Just a brief recap from Altimas.net:OC/LA Mossy Caravan thread: 

*Main Meeting Place:* 
Irvine Spectrum Center
71 Fortune Drive
Irvine, CA 92618

*DATE :* Oct, 5th 2002
*WHERE :* The Monument @ the Spectrum!!! [The thingie that changes colors]
*TIME :* Let's start meeting @ 7:30AM or earlier!!!
*LEAVING :* _ROLLING OUT @ 8:00_ *SHARP* (strictly leavin @ 8:15 latest...it'll be a 30-40min drive down to Mossy...we need to get there @ 9 to at least get a good spot 2 represent!!!)

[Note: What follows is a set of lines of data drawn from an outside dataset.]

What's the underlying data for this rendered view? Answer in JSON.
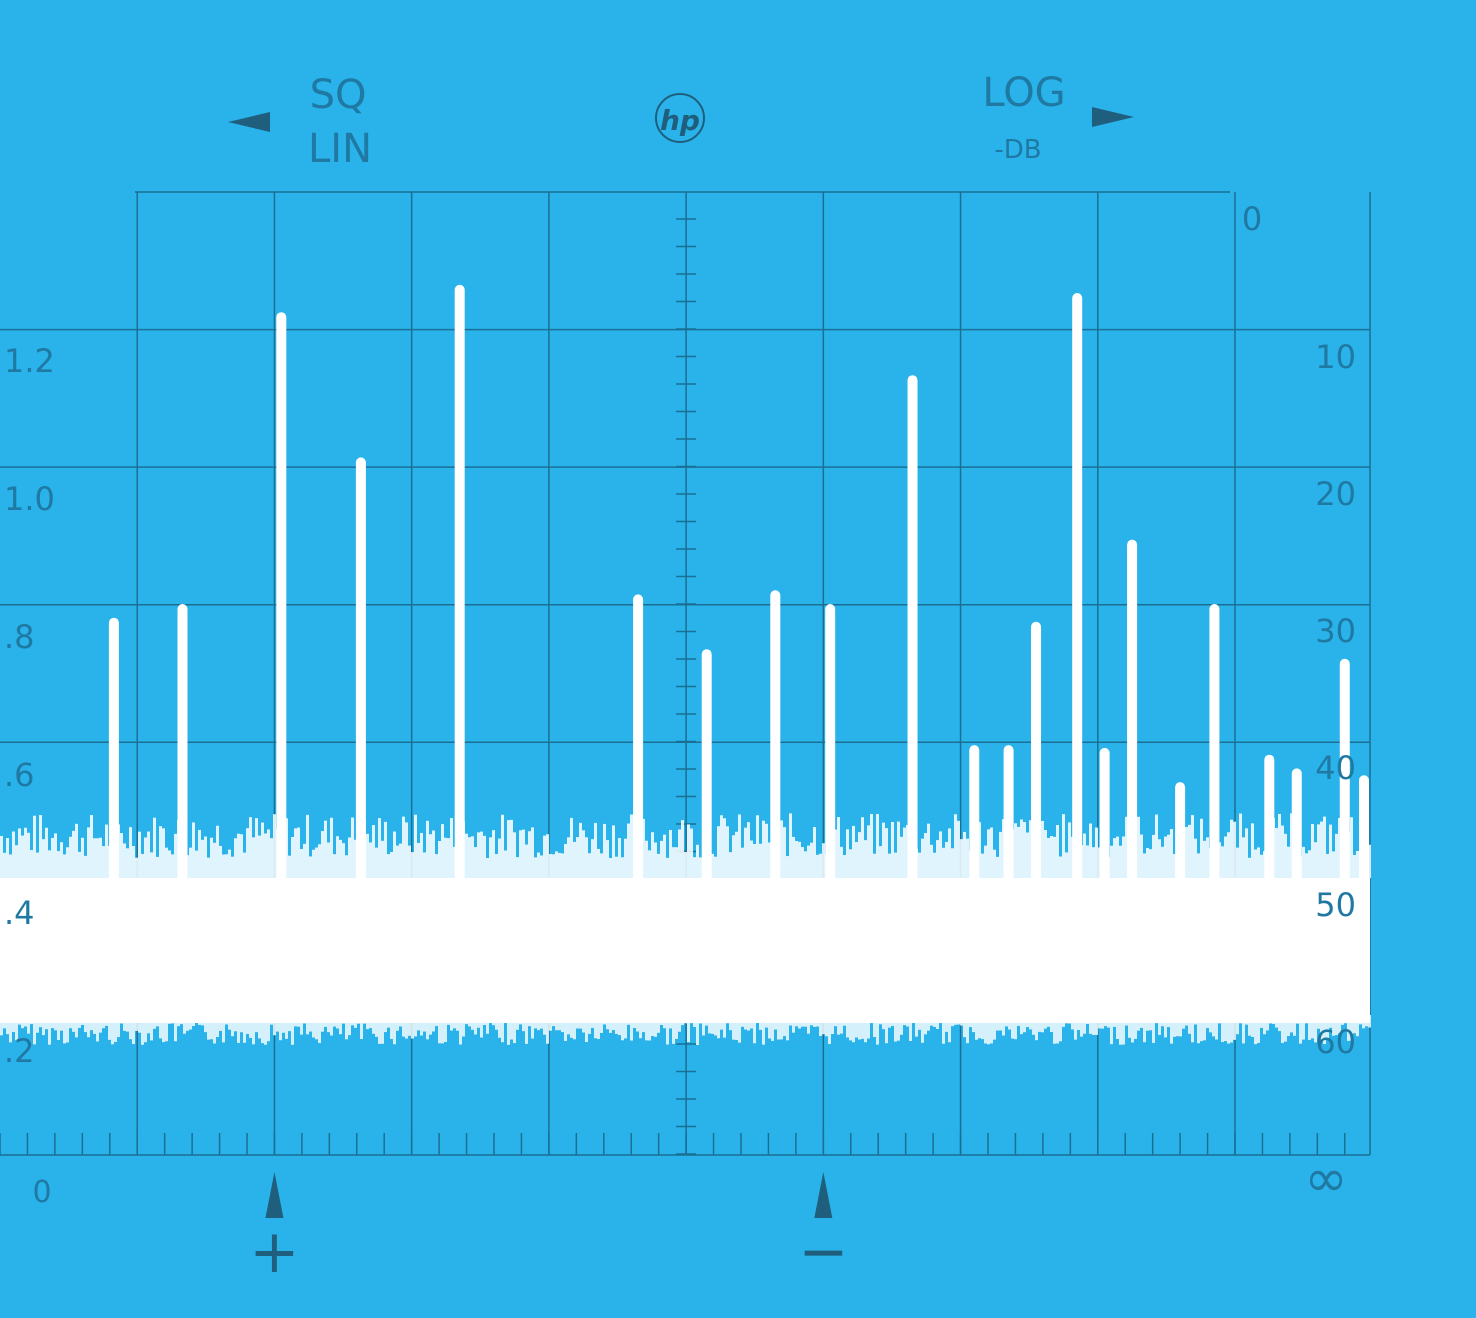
{
  "header": {
    "left_mode_top": "SQ",
    "left_mode_bottom": "LIN",
    "logo_text": "hp",
    "right_mode_top": "LOG",
    "right_mode_bottom": "-DB"
  },
  "colors": {
    "background": "#29b3ea",
    "trace": "#ffffff",
    "graticule": "#1b6f93",
    "label": "#1f79a2",
    "marker": "#1f5f7d"
  },
  "chart_data": {
    "type": "bar",
    "title": "",
    "left_axis": {
      "scale": "square-law linear",
      "tick_labels": [
        "1.2",
        "1.0",
        ".8",
        ".6",
        ".4",
        ".2"
      ]
    },
    "right_axis": {
      "scale": "log -dB",
      "tick_labels": [
        "0",
        "10",
        "20",
        "30",
        "40",
        "50",
        "60"
      ],
      "range": [
        0,
        62
      ]
    },
    "bottom_axis": {
      "left_label": "0",
      "right_label": "∞",
      "markers": [
        {
          "symbol": "+",
          "division": 2
        },
        {
          "symbol": "−",
          "division": 6
        }
      ]
    },
    "grid": true,
    "divisions": 10,
    "noise_floor": {
      "top_db": 50,
      "bottom_db": 60
    },
    "peaks": [
      {
        "x": 0.83,
        "db": 31
      },
      {
        "x": 1.33,
        "db": 30
      },
      {
        "x": 2.05,
        "db": 8.7
      },
      {
        "x": 2.63,
        "db": 19.3
      },
      {
        "x": 3.35,
        "db": 6.7
      },
      {
        "x": 4.65,
        "db": 29.3
      },
      {
        "x": 5.15,
        "db": 33.3
      },
      {
        "x": 5.65,
        "db": 29
      },
      {
        "x": 6.05,
        "db": 30
      },
      {
        "x": 6.65,
        "db": 13.3
      },
      {
        "x": 7.1,
        "db": 40.3
      },
      {
        "x": 7.35,
        "db": 40.3
      },
      {
        "x": 7.55,
        "db": 31.3
      },
      {
        "x": 7.85,
        "db": 7.3
      },
      {
        "x": 8.05,
        "db": 40.5
      },
      {
        "x": 8.25,
        "db": 25.3
      },
      {
        "x": 8.6,
        "db": 43
      },
      {
        "x": 8.85,
        "db": 30
      },
      {
        "x": 9.25,
        "db": 41
      },
      {
        "x": 9.45,
        "db": 42
      },
      {
        "x": 9.8,
        "db": 34
      },
      {
        "x": 10.0,
        "db": 42.5
      }
    ]
  }
}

*CAMERAS, CAMCORDERS, 2-WAY RADIOS are ENCOURAGED!!!*

*DESTINATION :*
Mossy Nissan Oceanside
3535 College Blvd
Oceanside, CA 92056

*RULES:*
1. NO RACING ON THE FREEWAY PERIOD!
2. NO HIGH SPEED CRUISE EITHER try to keep this under 85MPH pls or better yet 80MPH
3. NO PASSING unless you radio the others 

Those of you who are planning to meet up and caravan with the Altimas.net crew from the Irvine Spectrum, let me know via this thread or PM so I have a semi-accurate list, and so we know about how many cars to expect.

My list is as follows

1.) Sam (StealthB14)
2.) Quentin (QinSac)
3.) NismoPrincess

Thank you, and hope to see you all there!

-Sam


----------



## nismoprincess (Sep 27, 2002)

7:30  
I guess that means no partying on Friday


----------



## stealthb14 (Apr 30, 2002)

nismoprincess said:


> *7:30
> I guess that means no partying on Friday  *


 LOL, I'm working til about 12 or 1 on friday. I'm used to it though  also, it doesn't hurt that I live about 15-20 minutes away from there, either


----------



## Guest (Oct 2, 2002)

*c u there....*



nismoprincess said:


> *7:30
> I guess that means no partying on Friday  *


I should be there between 7:30-8am. Remember no partying Fri night. 

Q in Sac


----------



## Ry Ry (Apr 30, 2002)

There may be a mini-meet this Friday in Puente Hills.


----------



## Ry Ry (Apr 30, 2002)

stealthb14 said:


> *My list is as follows
> 
> 1.) Sam (StealthB14)
> 2.) Quentin (QinSac)
> 3.) NismoPrincess *


I've added your names to the main list.


----------



## stealthb14 (Apr 30, 2002)

Thanks Ry. Most appreciated.


----------



## stealthb14 (Apr 30, 2002)

Thanks Ry. Most appreciated.

-Sam


----------